Anyway, the ICCs are the other guys, ranging in funding from ~$10 million down to ~$200K. They are the high-risk, high-reward segment of the fusion development portfolio. The designs range from minor variations on existing technology to outright Wile-E-Coyote designs. I personally believe that the ICCs are the best hope for getting fusion power on the grid in my lifetime, but that to really make things happen we need a fundamental paradigm shift in the fusion community. A lot of folks in the community don’t get basic economics, and have little idea about how technologies have historically come into the commercial sphere. That’s one of the things I’ll be talking to people about at the conference.
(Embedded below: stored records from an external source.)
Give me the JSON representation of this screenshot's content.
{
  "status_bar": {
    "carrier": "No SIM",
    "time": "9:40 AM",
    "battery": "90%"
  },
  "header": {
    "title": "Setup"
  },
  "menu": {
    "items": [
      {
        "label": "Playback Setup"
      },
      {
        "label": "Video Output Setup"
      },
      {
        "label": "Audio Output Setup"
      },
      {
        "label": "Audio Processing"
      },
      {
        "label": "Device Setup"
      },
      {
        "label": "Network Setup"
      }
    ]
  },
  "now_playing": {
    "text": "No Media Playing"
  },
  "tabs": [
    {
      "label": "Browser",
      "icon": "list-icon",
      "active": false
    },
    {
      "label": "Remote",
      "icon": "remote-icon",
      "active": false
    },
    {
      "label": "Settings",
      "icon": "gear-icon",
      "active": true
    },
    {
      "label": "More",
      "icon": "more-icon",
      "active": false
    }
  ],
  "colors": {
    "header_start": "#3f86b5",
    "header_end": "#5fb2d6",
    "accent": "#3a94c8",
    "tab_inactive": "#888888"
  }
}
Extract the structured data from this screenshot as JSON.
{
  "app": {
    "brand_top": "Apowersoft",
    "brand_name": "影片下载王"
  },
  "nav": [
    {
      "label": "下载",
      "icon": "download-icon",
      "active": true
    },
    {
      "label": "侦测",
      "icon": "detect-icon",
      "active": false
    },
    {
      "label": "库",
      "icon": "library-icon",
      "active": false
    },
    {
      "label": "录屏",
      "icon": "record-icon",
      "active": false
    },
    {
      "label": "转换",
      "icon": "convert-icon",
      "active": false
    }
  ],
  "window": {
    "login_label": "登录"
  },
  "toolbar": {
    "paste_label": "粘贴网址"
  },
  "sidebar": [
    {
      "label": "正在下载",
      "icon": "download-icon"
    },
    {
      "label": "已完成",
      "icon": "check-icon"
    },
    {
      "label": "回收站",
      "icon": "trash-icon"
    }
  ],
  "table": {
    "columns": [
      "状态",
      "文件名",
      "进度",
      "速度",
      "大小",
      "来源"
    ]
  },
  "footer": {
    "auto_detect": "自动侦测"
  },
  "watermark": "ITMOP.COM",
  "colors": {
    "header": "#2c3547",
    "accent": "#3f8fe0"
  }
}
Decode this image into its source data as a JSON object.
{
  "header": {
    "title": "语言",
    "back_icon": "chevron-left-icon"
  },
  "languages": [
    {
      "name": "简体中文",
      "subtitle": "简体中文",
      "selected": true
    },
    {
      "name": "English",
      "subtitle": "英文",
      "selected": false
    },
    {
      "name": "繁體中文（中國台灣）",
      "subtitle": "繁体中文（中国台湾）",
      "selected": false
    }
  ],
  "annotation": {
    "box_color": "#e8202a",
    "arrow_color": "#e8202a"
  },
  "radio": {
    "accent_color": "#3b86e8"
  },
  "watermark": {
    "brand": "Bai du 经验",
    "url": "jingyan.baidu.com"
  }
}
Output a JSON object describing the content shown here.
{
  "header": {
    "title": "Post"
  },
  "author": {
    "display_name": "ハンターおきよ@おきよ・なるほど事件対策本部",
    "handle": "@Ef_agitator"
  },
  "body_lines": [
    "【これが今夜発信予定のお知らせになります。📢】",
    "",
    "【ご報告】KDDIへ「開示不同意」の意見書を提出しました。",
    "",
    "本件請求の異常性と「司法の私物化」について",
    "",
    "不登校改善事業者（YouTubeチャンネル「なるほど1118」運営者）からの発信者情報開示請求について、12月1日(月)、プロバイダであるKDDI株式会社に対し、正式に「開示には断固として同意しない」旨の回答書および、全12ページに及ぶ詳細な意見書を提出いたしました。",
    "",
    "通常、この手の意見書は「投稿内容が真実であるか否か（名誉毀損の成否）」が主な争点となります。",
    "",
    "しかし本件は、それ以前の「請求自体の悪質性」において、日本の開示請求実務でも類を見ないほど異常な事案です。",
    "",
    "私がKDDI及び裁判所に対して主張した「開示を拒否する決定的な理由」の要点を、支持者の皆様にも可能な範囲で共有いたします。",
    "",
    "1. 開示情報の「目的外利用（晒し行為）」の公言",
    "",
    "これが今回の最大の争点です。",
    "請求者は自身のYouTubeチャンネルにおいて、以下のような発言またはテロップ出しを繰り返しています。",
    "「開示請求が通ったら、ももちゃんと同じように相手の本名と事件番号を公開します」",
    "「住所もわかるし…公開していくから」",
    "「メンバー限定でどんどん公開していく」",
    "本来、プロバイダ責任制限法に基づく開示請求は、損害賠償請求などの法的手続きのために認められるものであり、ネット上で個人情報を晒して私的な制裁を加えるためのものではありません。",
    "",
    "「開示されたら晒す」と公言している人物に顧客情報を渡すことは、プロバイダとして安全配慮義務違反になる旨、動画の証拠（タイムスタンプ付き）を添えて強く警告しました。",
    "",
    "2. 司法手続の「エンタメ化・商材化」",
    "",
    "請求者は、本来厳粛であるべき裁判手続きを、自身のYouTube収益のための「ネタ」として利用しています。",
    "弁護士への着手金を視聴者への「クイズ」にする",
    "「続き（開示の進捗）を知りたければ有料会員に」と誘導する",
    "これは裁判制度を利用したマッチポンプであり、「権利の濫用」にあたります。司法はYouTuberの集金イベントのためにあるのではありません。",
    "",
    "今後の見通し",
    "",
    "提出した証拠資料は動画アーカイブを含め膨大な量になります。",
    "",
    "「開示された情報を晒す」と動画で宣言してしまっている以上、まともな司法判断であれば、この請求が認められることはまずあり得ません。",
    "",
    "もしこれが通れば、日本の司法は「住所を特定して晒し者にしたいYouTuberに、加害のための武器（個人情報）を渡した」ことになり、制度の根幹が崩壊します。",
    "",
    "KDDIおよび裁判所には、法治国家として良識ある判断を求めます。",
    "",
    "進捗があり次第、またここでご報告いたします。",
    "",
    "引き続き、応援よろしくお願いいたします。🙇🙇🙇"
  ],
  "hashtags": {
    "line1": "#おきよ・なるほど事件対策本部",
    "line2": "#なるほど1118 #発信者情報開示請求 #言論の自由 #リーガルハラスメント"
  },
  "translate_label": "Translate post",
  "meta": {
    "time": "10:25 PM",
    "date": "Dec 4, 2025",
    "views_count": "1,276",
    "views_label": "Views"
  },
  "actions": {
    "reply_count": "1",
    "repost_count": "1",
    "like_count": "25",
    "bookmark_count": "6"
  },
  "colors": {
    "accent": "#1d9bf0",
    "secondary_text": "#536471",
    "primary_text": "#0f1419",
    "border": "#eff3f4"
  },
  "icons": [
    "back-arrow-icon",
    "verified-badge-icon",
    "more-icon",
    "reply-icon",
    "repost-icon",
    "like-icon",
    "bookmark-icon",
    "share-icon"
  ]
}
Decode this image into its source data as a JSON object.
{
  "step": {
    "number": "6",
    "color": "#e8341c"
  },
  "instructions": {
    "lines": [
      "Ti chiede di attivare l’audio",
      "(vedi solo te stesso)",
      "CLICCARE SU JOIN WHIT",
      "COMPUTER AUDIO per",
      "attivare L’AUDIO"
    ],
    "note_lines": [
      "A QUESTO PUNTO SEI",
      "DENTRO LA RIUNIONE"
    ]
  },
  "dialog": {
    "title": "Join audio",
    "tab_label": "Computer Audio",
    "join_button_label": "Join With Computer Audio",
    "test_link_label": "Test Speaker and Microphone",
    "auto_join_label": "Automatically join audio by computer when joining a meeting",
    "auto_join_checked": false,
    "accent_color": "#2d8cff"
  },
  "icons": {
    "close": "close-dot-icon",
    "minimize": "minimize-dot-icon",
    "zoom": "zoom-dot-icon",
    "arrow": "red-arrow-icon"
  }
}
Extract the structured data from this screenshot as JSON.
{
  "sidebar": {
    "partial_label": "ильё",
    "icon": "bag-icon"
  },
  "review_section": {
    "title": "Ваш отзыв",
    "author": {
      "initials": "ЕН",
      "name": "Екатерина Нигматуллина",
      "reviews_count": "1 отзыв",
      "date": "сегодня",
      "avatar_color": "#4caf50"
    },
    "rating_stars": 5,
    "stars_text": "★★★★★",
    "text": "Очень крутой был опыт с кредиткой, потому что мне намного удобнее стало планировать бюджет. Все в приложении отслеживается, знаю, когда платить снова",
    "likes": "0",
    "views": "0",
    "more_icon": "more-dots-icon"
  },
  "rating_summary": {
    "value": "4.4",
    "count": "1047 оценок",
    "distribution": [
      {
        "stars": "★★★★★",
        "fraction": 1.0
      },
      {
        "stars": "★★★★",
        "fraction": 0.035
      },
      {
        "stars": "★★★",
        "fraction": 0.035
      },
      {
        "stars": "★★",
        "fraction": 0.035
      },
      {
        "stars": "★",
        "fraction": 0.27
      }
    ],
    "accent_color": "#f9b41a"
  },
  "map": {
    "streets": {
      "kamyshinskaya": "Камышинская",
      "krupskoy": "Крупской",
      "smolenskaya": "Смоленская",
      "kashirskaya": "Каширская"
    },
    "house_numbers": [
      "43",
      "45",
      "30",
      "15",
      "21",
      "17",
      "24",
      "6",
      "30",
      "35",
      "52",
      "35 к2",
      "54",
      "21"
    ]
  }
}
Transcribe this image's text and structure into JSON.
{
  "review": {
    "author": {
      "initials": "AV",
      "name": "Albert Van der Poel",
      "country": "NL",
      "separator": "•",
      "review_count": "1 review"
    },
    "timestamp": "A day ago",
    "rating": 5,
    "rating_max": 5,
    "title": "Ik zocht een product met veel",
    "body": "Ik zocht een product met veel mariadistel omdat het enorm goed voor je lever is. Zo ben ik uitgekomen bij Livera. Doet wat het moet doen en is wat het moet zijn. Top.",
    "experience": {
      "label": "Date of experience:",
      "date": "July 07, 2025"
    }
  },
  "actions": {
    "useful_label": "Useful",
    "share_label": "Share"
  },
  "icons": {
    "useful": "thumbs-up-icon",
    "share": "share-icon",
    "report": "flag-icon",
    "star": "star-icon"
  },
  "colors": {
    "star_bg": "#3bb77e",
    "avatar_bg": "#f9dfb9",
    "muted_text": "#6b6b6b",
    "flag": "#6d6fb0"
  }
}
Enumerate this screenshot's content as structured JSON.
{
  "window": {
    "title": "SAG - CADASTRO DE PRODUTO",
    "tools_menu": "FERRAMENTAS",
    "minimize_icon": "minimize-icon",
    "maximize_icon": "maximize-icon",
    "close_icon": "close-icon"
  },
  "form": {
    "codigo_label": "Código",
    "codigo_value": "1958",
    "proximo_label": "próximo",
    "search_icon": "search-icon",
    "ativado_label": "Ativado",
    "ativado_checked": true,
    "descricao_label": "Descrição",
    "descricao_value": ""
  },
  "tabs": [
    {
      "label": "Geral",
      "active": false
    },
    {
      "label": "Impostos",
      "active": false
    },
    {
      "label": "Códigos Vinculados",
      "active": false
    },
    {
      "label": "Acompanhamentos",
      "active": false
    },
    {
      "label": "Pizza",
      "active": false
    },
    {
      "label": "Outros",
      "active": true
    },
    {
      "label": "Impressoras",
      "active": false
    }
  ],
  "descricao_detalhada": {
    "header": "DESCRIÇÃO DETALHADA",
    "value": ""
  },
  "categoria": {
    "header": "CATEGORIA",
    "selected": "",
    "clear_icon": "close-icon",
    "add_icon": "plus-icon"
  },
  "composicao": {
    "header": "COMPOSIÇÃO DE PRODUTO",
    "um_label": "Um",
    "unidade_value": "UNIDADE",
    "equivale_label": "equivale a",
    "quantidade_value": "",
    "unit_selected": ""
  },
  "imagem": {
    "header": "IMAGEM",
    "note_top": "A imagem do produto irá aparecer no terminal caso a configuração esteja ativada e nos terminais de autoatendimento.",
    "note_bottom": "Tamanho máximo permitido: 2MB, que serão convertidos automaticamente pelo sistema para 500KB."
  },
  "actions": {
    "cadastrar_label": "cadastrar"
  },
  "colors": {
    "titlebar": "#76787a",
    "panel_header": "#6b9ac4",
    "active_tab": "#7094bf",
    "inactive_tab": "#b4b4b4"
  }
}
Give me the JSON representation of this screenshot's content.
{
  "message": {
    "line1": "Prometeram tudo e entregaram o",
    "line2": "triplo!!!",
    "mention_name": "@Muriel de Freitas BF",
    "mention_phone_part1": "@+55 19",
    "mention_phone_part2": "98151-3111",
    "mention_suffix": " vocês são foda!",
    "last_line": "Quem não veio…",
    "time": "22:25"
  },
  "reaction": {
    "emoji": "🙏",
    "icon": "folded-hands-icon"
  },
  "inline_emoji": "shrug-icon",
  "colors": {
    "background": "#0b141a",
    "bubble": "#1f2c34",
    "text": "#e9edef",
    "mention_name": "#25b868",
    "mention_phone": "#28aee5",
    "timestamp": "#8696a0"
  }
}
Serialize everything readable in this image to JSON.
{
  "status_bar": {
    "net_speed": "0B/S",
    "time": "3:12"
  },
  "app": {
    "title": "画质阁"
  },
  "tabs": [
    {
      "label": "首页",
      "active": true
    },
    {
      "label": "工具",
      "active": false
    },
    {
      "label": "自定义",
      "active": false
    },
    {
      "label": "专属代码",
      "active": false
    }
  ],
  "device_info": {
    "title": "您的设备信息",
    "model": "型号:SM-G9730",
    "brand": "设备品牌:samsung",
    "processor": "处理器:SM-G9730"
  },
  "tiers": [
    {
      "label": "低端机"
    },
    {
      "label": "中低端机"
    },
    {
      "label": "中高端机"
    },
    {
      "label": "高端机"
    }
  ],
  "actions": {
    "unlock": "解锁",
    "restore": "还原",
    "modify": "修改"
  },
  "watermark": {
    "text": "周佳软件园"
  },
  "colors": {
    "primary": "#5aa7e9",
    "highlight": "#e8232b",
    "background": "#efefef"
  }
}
Anyway, if you don’t hear from me for a while, that’s what I’m up to. If I can get decent net access I’ll post on the goings-on.

Thinner Profit Lines

I predicted this would happen a few years ago, when the low-carb diets were still fringe theories, but I couldn’t figure out what exactly was the right play–short selling doesn’t make sense for an event that may take years. They’re really killing revenues for bread and pasta makers. It’s also, just as predictably, hitting doughnut and orange juice sales.